Am J Respir Crit Care Med. 2019 Feb 15;199(4):446-453


Bloom CI, Palmer T, Feary J, Quint JK, Cullinan P

Publication type: 



RATIONALE: Asthma is heterogeneous and knowledge on exacerbation patterns is lacking. Previous studies have had a relatively short follow-up or focused on severe disease. OBJECTIVES: To describe exacerbation patterns over a prolonged follow-up in a population that includes patients of all disease severity. METHODS: We used electronic health care records to identify patients with asthma aged 18-55 years and their exacerbations from 2007 to 2015. A cohort with greater than or equal to 7 years of data was used to describe exacerbation patterns by asthma severity defined by medication use.
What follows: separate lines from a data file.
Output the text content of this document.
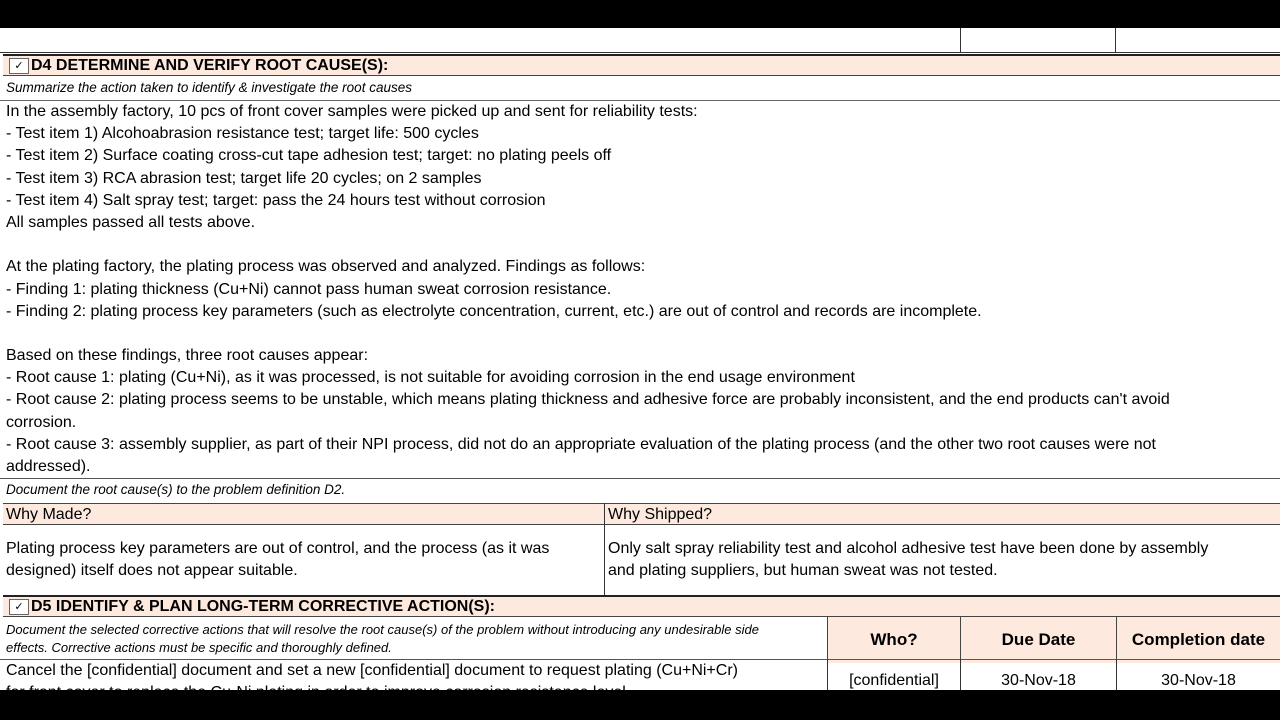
✓ D4 DETERMINE AND VERIFY ROOT CAUSE(S):
Summarize the action taken to identify & investigate the root causes
In the assembly factory, 10 pcs of front cover samples were picked up and sent for reliability tests:
- Test item 1) Alcohoabrasion resistance test; target life: 500 cycles
- Test item 2) Surface coating cross-cut tape adhesion test; target: no plating peels off
- Test item 3) RCA abrasion test; target life 20 cycles; on 2 samples
- Test item 4) Salt spray test; target: pass the 24 hours test without corrosion
All samples passed all tests above.
At the plating factory, the plating process was observed and analyzed. Findings as follows:
- Finding 1: plating thickness (Cu+Ni) cannot pass human sweat corrosion resistance.
- Finding 2: plating process key parameters (such as electrolyte concentration, current, etc.) are out of control and records are incomplete.
Based on these findings, three root causes appear:
- Root cause 1: plating (Cu+Ni), as it was processed, is not suitable for avoiding corrosion in the end usage environment
- Root cause 2: plating process seems to be unstable, which means plating thickness and adhesive force are probably inconsistent, and the end products can't avoid
corrosion.
- Root cause 3: assembly supplier, as part of their NPI process, did not do an appropriate evaluation of the plating process (and the other two root causes were not
addressed).
Document the root cause(s) to the problem definition D2.
Why Made?	Why Shipped?
Plating process key parameters are out of control, and the process (as it was
designed) itself does not appear suitable.
Only salt spray reliability test and alcohol adhesive test have been done by assembly
and plating suppliers, but human sweat was not tested.
✓ D5 IDENTIFY & PLAN LONG-TERM CORRECTIVE ACTION(S):
Document the selected corrective actions that will resolve the root cause(s) of the problem without introducing any undesirable side
effects. Corrective actions must be specific and thoroughly defined.	Who?	Due Date	Completion date
Cancel the [confidential] document and set a new [confidential] document to request plating (Cu+Ni+Cr)
for front cover to replace the Cu-Ni plating in order to improve corrosion resistance level.
[confidential]	30-Nov-18	30-Nov-18
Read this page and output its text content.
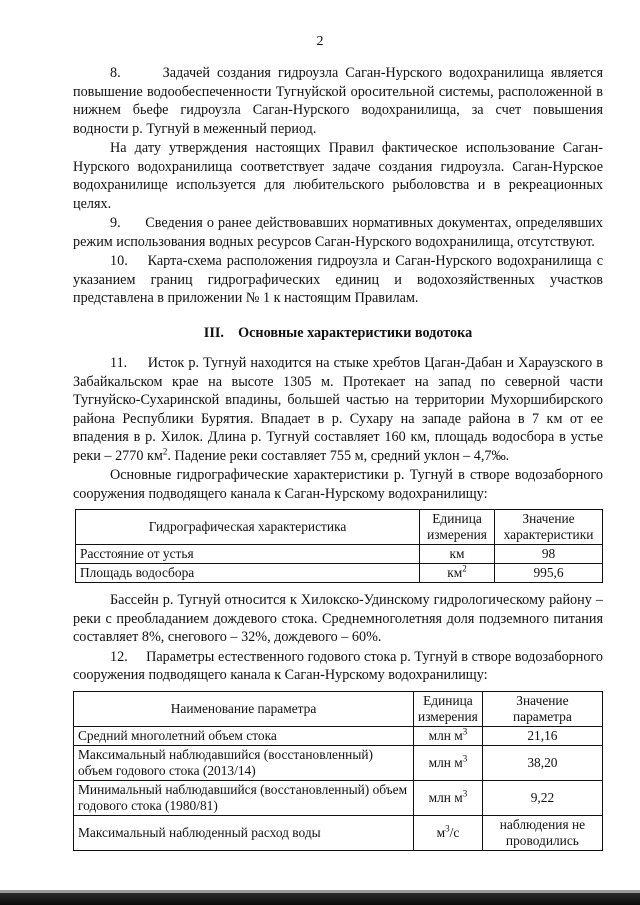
2

8.      Задачей создания гидроузла Саган-Нурского водохранилища является повышение водообеспеченности Тугнуйской оросительной системы, расположенной в нижнем бьефе гидроузла Саган-Нурского водохранилища, за счет повышения водности р. Тугнуй в меженный период.

На дату утверждения настоящих Правил фактическое использование Саган-Нурского водохранилища соответствует задаче создания гидроузла. Саган-Нурское водохранилище используется для любительского рыболовства и в рекреационных целях.

9.      Сведения о ранее действовавших нормативных документах, определявших режим использования водных ресурсов Саган-Нурского водохранилища, отсутствуют.

10.    Карта-схема расположения гидроузла и Саган-Нурского водохранилища с указанием границ гидрографических единиц и водохозяйственных участков представлена в приложении № 1 к настоящим Правилам.

III.    Основные характеристики водотока

11.     Исток р. Тугнуй находится на стыке хребтов Цаган-Дабан и Хараузского в Забайкальском крае на высоте 1305 м. Протекает на запад по северной части Тугнуйско-Сухаринской впадины, большей частью на территории Мухоршибирского района Республики Бурятия. Впадает в р. Сухару на западе района в 7 км от ее впадения в р. Хилок. Длина р. Тугнуй составляет 160 км, площадь водосбора в устье реки – 2770 $км^2$. Падение реки составляет 755 м, средний уклон – 4,7‰.

Основные гидрографические характеристики р. Тугнуй в створе водозаборного сооружения подводящего канала к Саган-Нурскому водохранилищу:

Гидрографическая характеристика	Единица измерения	Значение характеристики
Расстояние от устья	км	98
Площадь водосбора	$км^2$	995,6

Бассейн р. Тугнуй относится к Хилокско-Удинскому гидрологическому району – реки с преобладанием дождевого стока. Среднемноголетняя доля подземного питания составляет 8%, снегового – 32%, дождевого – 60%.

12.     Параметры естественного годового стока р. Тугнуй в створе водозаборного сооружения подводящего канала к Саган-Нурскому водохранилищу:

Наименование параметра	Единица измерения	Значение параметра
Средний многолетний объем стока	млн $м^3$	21,16
Максимальный наблюдавшийся (восстановленный) объем годового стока (2013/14)	млн $м^3$	38,20
Минимальный наблюдавшийся (восстановленный) объем годового стока (1980/81)	млн $м^3$	9,22
Максимальный наблюденный расход воды	$м^3/с$	наблюдения не проводились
Effect estimates for risk factors were calculated for sporadic (single year of exacerbations) and recurrent (>1 yr) exacerbation patterns, using logistic regression. In a nested case-control design, the association between a history of exacerbations, spanning 5 years, and a future exacerbation was examined. MEASUREMENTS AND MAIN RESULTS: A total of 51,462 patients were eligible for the 7-year cohort; 64% had no exacerbations. Of those who exacerbated, 51% did so only once; exacerbation frequency increased with disease severity. Only 370 patients (0.7%) were characterized by a frequent-exacerbator phenotype (yearly exacerbations), of whom 58% had mild/moderate asthma. Exacerbation risk factors were not uniquely associated with a particular exacerbation pattern. A past exacerbation increased the risk of a future exacerbation more than all other factors, although this effect dissipated over 5 years. CONCLUSIONS: During 7 years of follow-up, exacerbations occur in around one-third of patients. Of those who exacerbate, half do not do so again; the timing of future exacerbations is largely unpredictable. Just 2% exhibit a frequent-exacerbator phenotype. Past exacerbation patterns are the most informative risk factor for predicting future exacerbations.